17414742Ed Hindson is dean of the School of Divinity and distinguished professor of Religion at Liberty University. Hindson has a Th.D. from Trinity Graduate School of Theology, a D.Min. from Westminster Theological Seminary, and a D.Phil. from University of South Africa. Hindson is the author, co-author, or editor of numerous books and articles. Elmer L. Towns is the president of Elmer Towns Ministries and the co-founder of Liberty University. Towns has a D.Min. from Fuller Theological Seminary and has received six honorary doctoral degrees for various contribution in the field of religion and education. Towns is the author of over 100 books and over 1000 articles. Most recently, Hindson and Towns have co-authored a useful revision of their popular-level Illustrated Bible Survey: An Introduction

Illustrated Bible Survey has the same goal as Hindson and Towns establish in the classroom, to “challenge [students] academically, inspire them spiritually, and motivate them effectively to discover and apply the great truths and practical wisdom of the Bible in providing them with a biblical basis for the Christian worldview” (p. xi). Hindson and Towns have provided a college-level textbook that is both accessible to students and laymen alike. The book covers the entire Bible and introduces the basic content of each book, such as the authorship, the background, the message, and the application of the book. Hindson and Towns also provide an outline of each book, include various reflection excerpts throughout, and a for further reading section that allows the reader explore more broadly. There are also study questions at the end of each book that provide an excellent basis for group discussion or personal review.

Perhaps the most appealing aspect of the Illustrated Bible Survey (especially for those not required to purchase this book for class) is the over 200 full-color maps, charts, photographs, and illustrations. B&H does an exceptional in this space and the reader will appreciate the level of detail that goes into this aspect of the book. The maps and charts are especially useful. The content itself is good and will be useful for laymen, but it is far from exhaustive of the larger narrative of biblical scholarship. That is, while Hindson and Towns have provided a solid survey of the Bible, there is a seeming lack of interaction with other traditions or theological positions. The reader will get a narrow Baptist, dispensational-leaning survey of the Bible. This is evident in both the content and the suggested resources for further reading, and a major shortcoming of the book—especially since the format of the book only affords assumption and not serious interaction. It’s a helpful survey, but it’s not without its limitations.

Illustrated Bible Survey: An Introduction by Ed Hindson and Elmer L. Towns is an easy-to-read and informative volume. While limitations on the volume do not allow for the engagement that some readers will want, Hindson and Towns have provided a survey faithful to what students at Liberty University (specifically undergraduate students) will need.
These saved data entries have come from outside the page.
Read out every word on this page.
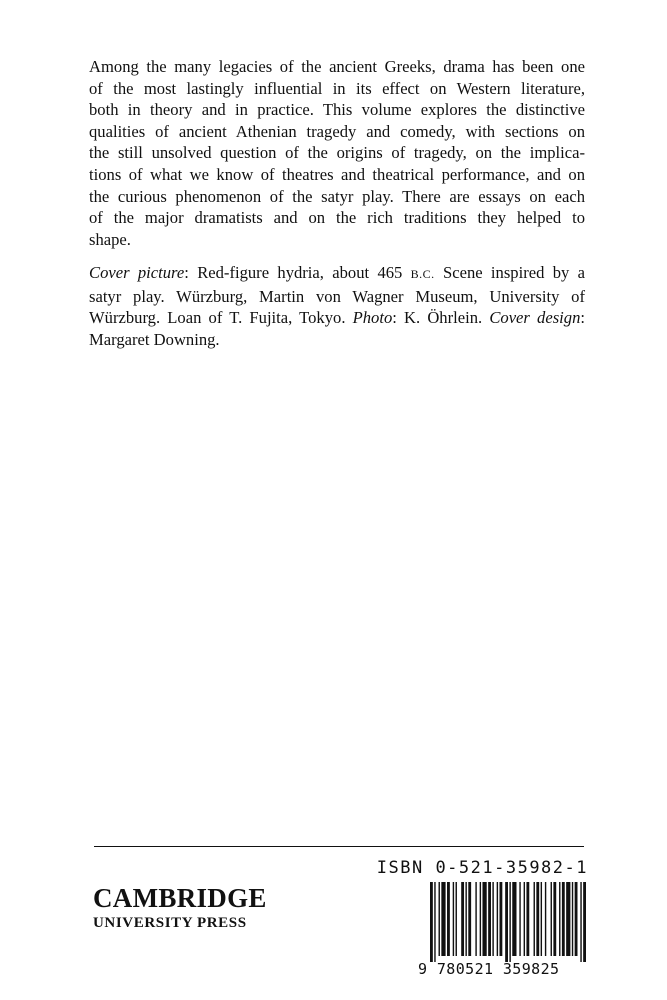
Among the many legacies of the ancient Greeks, drama has been one
of the most lastingly influential in its effect on Western literature,
both in theory and in practice. This volume explores the distinctive
qualities of ancient Athenian tragedy and comedy, with sections on
the still unsolved question of the origins of tragedy, on the implica-
tions of what we know of theatres and theatrical performance, and on
the curious phenomenon of the satyr play. There are essays on each
of the major dramatists and on the rich traditions they helped to
shape.
Cover picture: Red-figure hydria, about 465 B.C. Scene inspired by a
satyr play. Würzburg, Martin von Wagner Museum, University of
Würzburg. Loan of T. Fujita, Tokyo. Photo: K. Öhrlein. Cover design:
Margaret Downing.
ISBN 0-521-35982-1
CAMBRIDGE
UNIVERSITY PRESS
9 780521 359825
Everyone else looking to this volume as a potential purchase will likely be drawn to the visual appeal, and in that arena the publishers have provided something wonderful. If your a dispensational-leaning Baptist looking for something safe to use for Sunday School, then this volume will fit the bill well on all fronts. I take the latter without the former and still found it helpful, and I think most readers will as well.